Responsabilidade Social • 12:14h • 18 de janeiro de 2026
Brasil perde 6 mil piscinas de água tratada por dia, diz estudo
Desperdício representa 40,31% da água produzida
Jornalista: Carolina Javera MTb 37.921 com informações de Agência Brasil | Foto: Arquivo Âncora1
O Brasil desperdiça diariamente o equivalente a 6.346 piscinas olímpicas de água tratada antes que o recurso chegue às torneiras da população. A estimativa consta no Estudo de Perdas de Água 2025, elaborado pelo Instituto Trata Brasil em parceria com a GO Associados, com base em dados do Sistema Nacional de Informações em Saneamento (SINISA), referentes a 2023.
Em um ano, o país perdeu 5,8 bilhões de metros cúbicos de água tratada, volume suficiente para abastecer cerca de 50 milhões de pessoas. As perdas totais correspondem a 40,31% da água produzida, percentual bem acima da meta de 25% estabelecida pela Portaria nº 490/2021, do Ministério da Integração e do Desenvolvimento Regional.
As regiões Norte e Nordeste apresentam os piores índices, com perdas de 49,78% e 46,25%, respectivamente. Entre os estados, Alagoas, Roraima e Acre desperdiçam mais da metade da água distribuída. Em contrapartida, Goiás, Distrito Federal e São Paulo registram os melhores indicadores do país.
O estudo considera como perdas os volumes decorrentes de vazamentos, falhas de medição e consumos não autorizados. Apenas as perdas físicas, principalmente causadas por vazamentos, ultrapassam 3 bilhões de metros cúbicos por ano, quantidade capaz de abastecer, por quase dois anos, as 17,2 milhões de pessoas que vivem em comunidades vulneráveis.
Além do desperdício de água, as perdas elevam os custos operacionais do sistema, com maior consumo de produtos químicos, energia, manutenção da rede e uso excessivo da infraestrutura, além da captação desnecessária em mananciais já pressionados pelas mudanças climáticas.
O impacto ambiental também é significativo.

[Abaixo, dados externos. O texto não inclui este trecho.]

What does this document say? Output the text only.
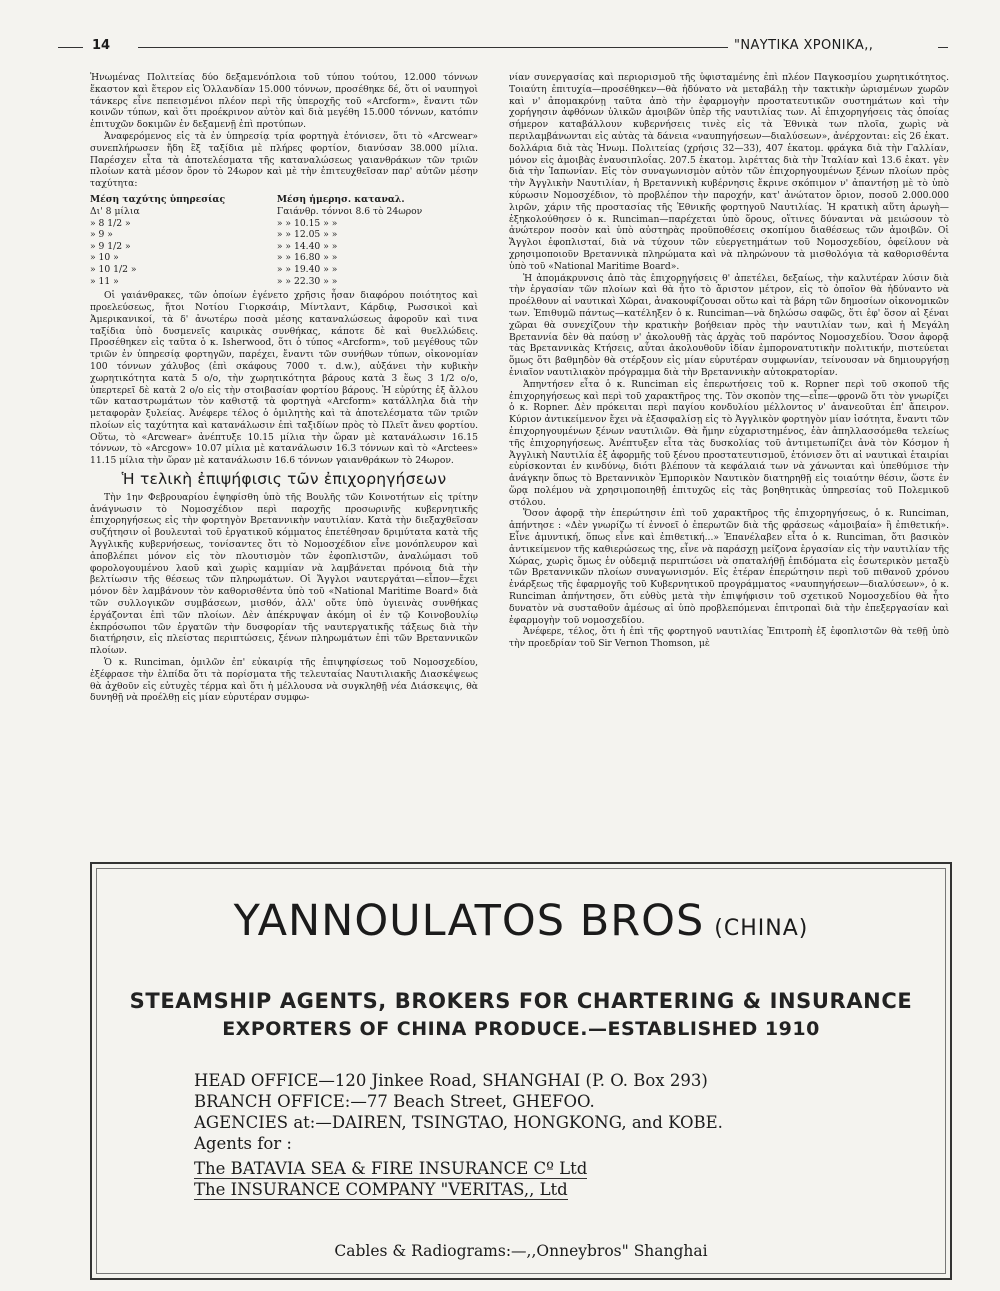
14	"ΝΑΥΤΙΚΑ ΧΡΟΝΙΚΑ,,

Ἡνωμένας Πολιτείας δύο δεξαμενόπλοια τοῦ τύπου τούτου, 12.000 τόννων ἕκαστον καὶ ἕτερον εἰς Ὁλλανδίαν 15.000 τόννων, προσέθηκε δέ, ὅτι οἱ ναυπηγοὶ τάνκερς εἶνε πεπεισμένοι πλέον περὶ τῆς ὑπεροχῆς τοῦ «Arcform», ἔναντι τῶν κοινῶν τύπων, καὶ ὅτι προέκρινον αὐτὸν καὶ διὰ μεγέθη 15.000 τόννων, κατόπιν ἐπιτυχῶν δοκιμῶν ἐν δεξαμενῇ ἐπὶ προτύπων.

Ἀναφερόμενος εἰς τὰ ἐν ὑπηρεσίᾳ τρία φορτηγὰ ἐτόνισεν, ὅτι τὸ «Arcwear» συνεπλήρωσεν ἤδη ἓξ ταξίδια μὲ πλήρες φορτίον, διανύσαν 38.000 μίλια. Παρέσχεν εἶτα τὰ ἀποτελέσματα τῆς καταναλώσεως γαιανθράκων τῶν τριῶν πλοίων κατὰ μέσον ὅρον τὸ 24ωρον καὶ μὲ τὴν ἐπιτευχθεῖσαν παρ' αὐτῶν μέσην ταχύτητα:

Μέση ταχύτης ὑπηρεσίας	Μέση ἡμερησ. καταναλ.
Δι' 8 μίλια	Γαιάνθρ. τόννοι 8.6 τὸ 24ωρον
» 8 1/2 »	» » 10.15 » »
» 9 »	» » 12.05 » »
» 9 1/2 »	» » 14.40 » »
» 10 »	» » 16.80 » »
» 10 1/2 »	» » 19.40 » »
» 11 »	» » 22.30 » »

Οἱ γαιάνθρακες, τῶν ὁποίων ἐγένετο χρῆσις ἦσαν διαφόρου ποιότητος καὶ προελεύσεως, ἤτοι Νοτίου Γιορκσάιρ, Μίντλαντ, Κάρδιφ, Ρωσσικοὶ καὶ Ἀμερικανικοί, τὰ δ' ἀνωτέρω ποσὰ μέσης καταναλώσεως ἀφοροῦν καὶ τινα ταξίδια ὑπὸ δυσμενεῖς καιρικὰς συνθήκας, κάποτε δὲ καὶ θυελλώδεις. Προσέθηκεν εἰς ταῦτα ὁ κ. Isherwood, ὅτι ὁ τύπος «Arcform», τοῦ μεγέθους τῶν τριῶν ἐν ὑπηρεσίᾳ φορτηγῶν, παρέχει, ἔναντι τῶν συνήθων τύπων, οἰκονομίαν 100 τόννων χάλυβος (ἐπὶ σκάφους 7000 τ. d.w.), αὐξάνει τὴν κυβικὴν χωρητικότητα κατὰ 5 ο/ο, τὴν χωρητικότητα βάρους κατὰ 3 ἕως 3 1/2 ο/ο, ὑπερτερεῖ δὲ κατὰ 2 ο/ο εἰς τὴν στοιβασίαν φορτίου βάρους. Ἡ εὐρύτης ἐξ ἄλλου τῶν καταστρωμάτων τὸν καθιστᾷ τὰ φορτηγὰ «Arcform» κατάλληλα διὰ τὴν μεταφορὰν ξυλείας. Ἀνέφερε τέλος ὁ ὁμιλητὴς καὶ τὰ ἀποτελέσματα τῶν τριῶν πλοίων εἰς ταχύτητα καὶ κατανάλωσιν ἐπὶ ταξιδίων πρὸς τὸ Πλεῖτ ἄνευ φορτίου. Οὕτω, τὸ «Arcwear» ἀνέπτυξε 10.15 μίλια τὴν ὥραν μὲ κατανάλωσιν 16.15 τόννων, τὸ «Arcgow» 10.07 μίλια μὲ κατανάλωσιν 16.3 τόννων καὶ τὸ «Arctees» 11.15 μίλια τὴν ὥραν μὲ κατανάλωσιν 16.6 τόννων γαιανθράκων τὸ 24ωρον.

Ἡ τελικὴ ἐπιψήφισις τῶν ἐπιχορηγήσεων

Τὴν 1ην Φεβρουαρίου ἐψηφίσθη ὑπὸ τῆς Βουλῆς τῶν Κοινοτήτων εἰς τρίτην ἀνάγνωσιν τὸ Νομοσχέδιον περὶ παροχῆς προσωρινῆς κυβερνητικῆς ἐπιχορηγήσεως εἰς τὴν φορτηγὸν Βρεταννικὴν ναυτιλίαν. Κατὰ τὴν διεξαχθεῖσαν συζήτησιν οἱ βουλευταὶ τοῦ ἐργατικοῦ κόμματος ἐπετέθησαν δριμύτατα κατὰ τῆς Ἀγγλικῆς κυβερνήσεως, τονίσαντες ὅτι τὸ Νομοσχέδιον εἶνε μονόπλευρον καὶ ἀποβλέπει μόνον εἰς τὸν πλουτισμὸν τῶν ἐφοπλιστῶν, ἀναλώμασι τοῦ φορολογουμένου λαοῦ καὶ χωρὶς καμμίαν νὰ λαμβάνεται πρόνοια διὰ τὴν βελτίωσιν τῆς θέσεως τῶν πληρωμάτων. Οἱ Ἄγγλοι ναυτεργάται—εἶπον—ἔχει μόνον δὲν λαμβάνουν τὸν καθορισθέντα ὑπὸ τοῦ «National Maritime Board» διὰ τῶν συλλογικῶν συμβάσεων, μισθόν, ἀλλ' οὔτε ὑπὸ ὑγιεινὰς συνθήκας ἐργάζονται ἐπὶ τῶν πλοίων. Δὲν ἀπέκρυψαν ἀκόμη οἱ ἐν τῷ Κοινοβουλίῳ ἐκπρόσωποι τῶν ἐργατῶν τὴν δυσφορίαν τῆς ναυτεργατικῆς τάξεως διὰ τὴν διατήρησιν, εἰς πλείστας περιπτώσεις, ξένων πληρωμάτων ἐπὶ τῶν Βρεταννικῶν πλοίων.

Ὁ κ. Runciman, ὁμιλῶν ἐπ' εὐκαιρίᾳ τῆς ἐπιψηφίσεως τοῦ Νομοσχεδίου, ἐξέφρασε τὴν ἐλπίδα ὅτι τὰ πορίσματα τῆς τελευταίας Ναυτιλιακῆς Διασκέψεως θὰ ἀχθοῦν εἰς εὐτυχὲς τέρμα καὶ ὅτι ἡ μέλλουσα νὰ συγκληθῇ νέα Διάσκεψις, θὰ δυνηθῇ νὰ προέλθῃ εἰς μίαν εὐρυτέραν συμφω-

νίαν συνεργασίας καὶ περιορισμοῦ τῆς ὑφισταμένης ἐπὶ πλέον Παγκοσμίου χωρητικότητος. Τοιαύτη ἐπιτυχία—προσέθηκεν—θὰ ἠδύνατο νὰ μεταβάλῃ τὴν τακτικὴν ὡρισμένων χωρῶν καὶ ν' ἀπομακρύνῃ ταῦτα ἀπὸ τὴν ἐφαρμογὴν προστατευτικῶν συστημάτων καὶ τὴν χορήγησιν ἀφθόνων ὑλικῶν ἀμοιβῶν ὑπὲρ τῆς ναυτιλίας των. Αἱ ἐπιχορηγήσεις τὰς ὁποίας σήμερον καταβάλλουν κυβερνήσεις τινὲς εἰς τὰ Ἐθνικὰ των πλοῖα, χωρὶς νὰ περιλαμβάνωνται εἰς αὐτὰς τὰ δάνεια «ναυπηγήσεων—διαλύσεων», ἀνέρχονται: εἰς 26 ἑκατ. δολλάρια διὰ τὰς Ἡνωμ. Πολιτείας (χρήσις 32—33), 407 ἑκατομ. φράγκα διὰ τὴν Γαλλίαν, μόνον εἰς ἀμοιβὰς ἐναυσιπλοΐας. 207.5 ἑκατομ. λιρέττας διὰ τὴν Ἰταλίαν καὶ 13.6 ἑκατ. γὲν διὰ τὴν Ἰαπωνίαν. Εἰς τὸν συναγωνισμὸν αὐτὸν τῶν ἐπιχορηγουμένων ξένων πλοίων πρὸς τὴν Ἀγγλικὴν Ναυτιλίαν, ἡ Βρεταννικὴ κυβέρνησις ἔκρινε σκόπιμον ν' ἀπαντήσῃ μὲ τὸ ὑπὸ κύρωσιν Νομοσχέδιον, τὸ προβλέπον τὴν παροχήν, κατ' ἀνώτατον ὅριον, ποσοῦ 2.000.000 λιρῶν, χάριν τῆς προστασίας τῆς Ἐθνικῆς φορτηγοῦ Ναυτιλίας. Ἡ κρατικὴ αὕτη ἀρωγὴ—ἐξηκολούθησεν ὁ κ. Runciman—παρέχεται ὑπὸ ὅρους, οἵτινες δύνανται νὰ μειώσουν τὸ ἀνώτερον ποσὸν καὶ ὑπὸ αὐστηρὰς προϋποθέσεις σκοπίμου διαθέσεως τῶν ἀμοιβῶν. Οἱ Ἄγγλοι ἐφοπλισταί, διὰ νὰ τύχουν τῶν εὐεργετημάτων τοῦ Νομοσχεδίου, ὀφείλουν νὰ χρησιμοποιοῦν Βρεταννικὰ πληρώματα καὶ νὰ πληρώνουν τὰ μισθολόγια τὰ καθορισθέντα ὑπὸ τοῦ «National Maritime Board».

Ἡ ἀπομάκρυνσις ἀπὸ τὰς ἐπιχορηγήσεις θ' ἀπετέλει, δεξαίως, τὴν καλυτέραν λύσιν διὰ τὴν ἐργασίαν τῶν πλοίων καὶ θὰ ἦτο τὸ ἄριστον μέτρον, εἰς τὸ ὁποῖον θὰ ἠδύναντο νὰ προέλθουν αἱ ναυτικαὶ Χῶραι, ἀνακουφίζουσαι οὕτω καὶ τὰ βάρη τῶν δημοσίων οἰκονομικῶν των. Ἐπιθυμῶ πάντως—κατέληξεν ὁ κ. Runciman—νὰ δηλώσω σαφῶς, ὅτι ἐφ' ὅσον αἱ ξέναι χῶραι θὰ συνεχίζουν τὴν κρατικὴν βοήθειαν πρὸς τὴν ναυτιλίαν των, καὶ ἡ Μεγάλη Βρεταννία δὲν θὰ παύσῃ ν' ἀκολουθῇ τὰς ἀρχὰς τοῦ παρόντος Νομοσχεδίου. Ὅσον ἀφορᾷ τὰς Βρεταννικὰς Κτήσεις, αὗται ἀκολουθοῦν ἰδίαν ἐμπορονατυτικὴν πολιτικήν, πιστεύεται ὅμως ὅτι βαθμηδὸν θὰ στέρξουν εἰς μίαν εὐρυτέραν συμφωνίαν, τείνουσαν νὰ δημιουργήσῃ ἑνιαῖον ναυτιλιακὸν πρόγραμμα διὰ τὴν Βρεταννικὴν αὐτοκρατορίαν.

Ἀπηντήσεν εἶτα ὁ κ. Runciman εἰς ἐπερωτήσεις τοῦ κ. Ropner περὶ τοῦ σκοποῦ τῆς ἐπιχορηγήσεως καὶ περὶ τοῦ χαρακτῆρος της. Τὸν σκοπὸν της—εἶπε—φρονῶ ὅτι τὸν γνωρίζει ὁ κ. Ropner. Δὲν πρόκειται περὶ παγίου κονδυλίου μέλλοντος ν' ἀνανεοῦται ἐπ' ἄπειρον. Κύριον ἀντικείμενον ἔχει νὰ ἐξασφαλίσῃ εἰς τὸ Ἀγγλικὸν φορτηγὸν μίαν ἰσότητα, ἔναντι τῶν ἐπιχορηγουμένων ξένων ναυτιλιῶν. Θὰ ἤμην εὐχαριστημένος, ἐὰν ἀπηλλασσόμεθα τελείως τῆς ἐπιχορηγήσεως. Ἀνέπτυξεν εἶτα τὰς δυσκολίας τοῦ ἀντιμετωπίζει ἀνὰ τὸν Κόσμον ἡ Ἀγγλικὴ Ναυτιλία ἐξ ἀφορμῆς τοῦ ξένου προστατευτισμοῦ, ἐτόνισεν ὅτι αἱ ναυτικαὶ ἑταιρίαι εὑρίσκονται ἐν κινδύνῳ, διότι βλέπουν τὰ κεφάλαιά των νὰ χάνωνται καὶ ὑπεθύμισε τὴν ἀνάγκην ὅπως τὸ Βρεταννικὸν Ἐμπορικὸν Ναυτικὸν διατηρηθῇ εἰς τοιαύτην θέσιν, ὥστε ἐν ὥρᾳ πολέμου νὰ χρησιμοποιηθῇ ἐπιτυχῶς εἰς τὰς βοηθητικὰς ὑπηρεσίας τοῦ Πολεμικοῦ στόλου.

Ὅσον ἀφορᾷ τὴν ἐπερώτησιν ἐπὶ τοῦ χαρακτῆρος τῆς ἐπιχορηγήσεως, ὁ κ. Runciman, ἀπήντησε : «Δὲν γνωρίζω τί ἐννοεῖ ὁ ἐπερωτῶν διὰ τῆς φράσεως «ἀμοιβαία» ἢ ἐπιθετική». Εἶνε ἀμυντική, ὅπως εἶνε καὶ ἐπιθετική...» Ἐπανέλαβεν εἶτα ὁ κ. Runciman, ὅτι βασικὸν ἀντικείμενον τῆς καθιερώσεως της, εἶνε νὰ παράσχῃ μείζονα ἐργασίαν εἰς τὴν ναυτιλίαν τῆς Χώρας, χωρὶς ὅμως ἐν οὐδεμιᾷ περιπτώσει νὰ σπαταλήθῇ ἐπιδόματα εἰς ἐσωτερικὸν μεταξὺ τῶν Βρεταννικῶν πλοίων συναγωνισμόν. Εἰς ἑτέραν ἐπερώτησιν περὶ τοῦ πιθανοῦ χρόνου ἐνάρξεως τῆς ἐφαρμογῆς τοῦ Κυβερνητικοῦ προγράμματος «ναυπηγήσεων—διαλύσεων», ὁ κ. Runciman ἀπήντησεν, ὅτι εὐθὺς μετὰ τὴν ἐπιψήφισιν τοῦ σχετικοῦ Νομοσχεδίου θὰ ἦτο δυνατὸν νὰ συσταθοῦν ἀμέσως αἱ ὑπὸ προβλεπόμεναι ἐπιτροπαὶ διὰ τὴν ἐπεξεργασίαν καὶ ἐφαρμογὴν τοῦ νομοσχεδίου.

Ἀνέφερε, τέλος, ὅτι ἡ ἐπὶ τῆς φορτηγοῦ ναυτιλίας Ἐπιτροπὴ ἐξ ἐφοπλιστῶν θὰ τεθῇ ὑπὸ τὴν προεδρίαν τοῦ Sir Vernon Thomson, μὲ

YANNOULATOS BROS (CHINA)
STEAMSHIP AGENTS, BROKERS FOR CHARTERING & INSURANCE
EXPORTERS OF CHINA PRODUCE.—ESTABLISHED 1910
HEAD OFFICE—120 Jinkee Road, SHANGHAI (P. O. Box 293)
BRANCH OFFICE:—77 Beach Street, GHEFOO.
AGENCIES at:—DAIREN, TSINGTAO, HONGKONG, and KOBE.
Agents for :
The BATAVIA SEA & FIRE INSURANCE Cº Ltd
The INSURANCE COMPANY "VERITAS,, Ltd
Cables & Radiograms:—,,Onneybros" Shanghai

A captação acima da demanda real intensifica a pressão sobre rios, reduz a disponibilidade hídrica e amplia os custos de mitigação. Em um cenário marcado por secas prolongadas, calor extremo e mudanças no regime de chuvas, o estudo alerta para o agravamento da crise hídrica, especialmente diante do fato de que cerca de 34 milhões de brasileiros ainda não têm acesso à água tratada.
Segundo a presidente-executiva do Instituto Trata Brasil, Luana Pretto, o avanço na redução das perdas tem sido lento, enquanto milhões de pessoas continuam sem acesso regular e de qualidade à água potável. Para ela, os eventos climáticos extremos tornam ainda mais urgente o investimento na modernização da infraestrutura e no combate às perdas.
As diferenças regionais refletem desigualdades estruturais, já que os piores indicadores estão concentrados em áreas com menor capacidade de investimento e maior fragilidade institucional. Para os autores do estudo, reduzir perdas também é uma estratégia de adaptação às mudanças climáticas, tema central dos debates internacionais sobre o clima.
De acordo com as estimativas, se o Brasil atingisse o índice de 25% previsto na regulação, seria possível economizar 1,9 bilhão de metros cúbicos de água por ano, volume equivalente ao consumo anual de 31 milhões de pessoas. O ganho econômico projetado chega a R$ 17 bilhões até 2033, com potencial para aumentar a resiliência dos municípios e ampliar a oferta de água em um contexto de intensificação das mudanças climáticas.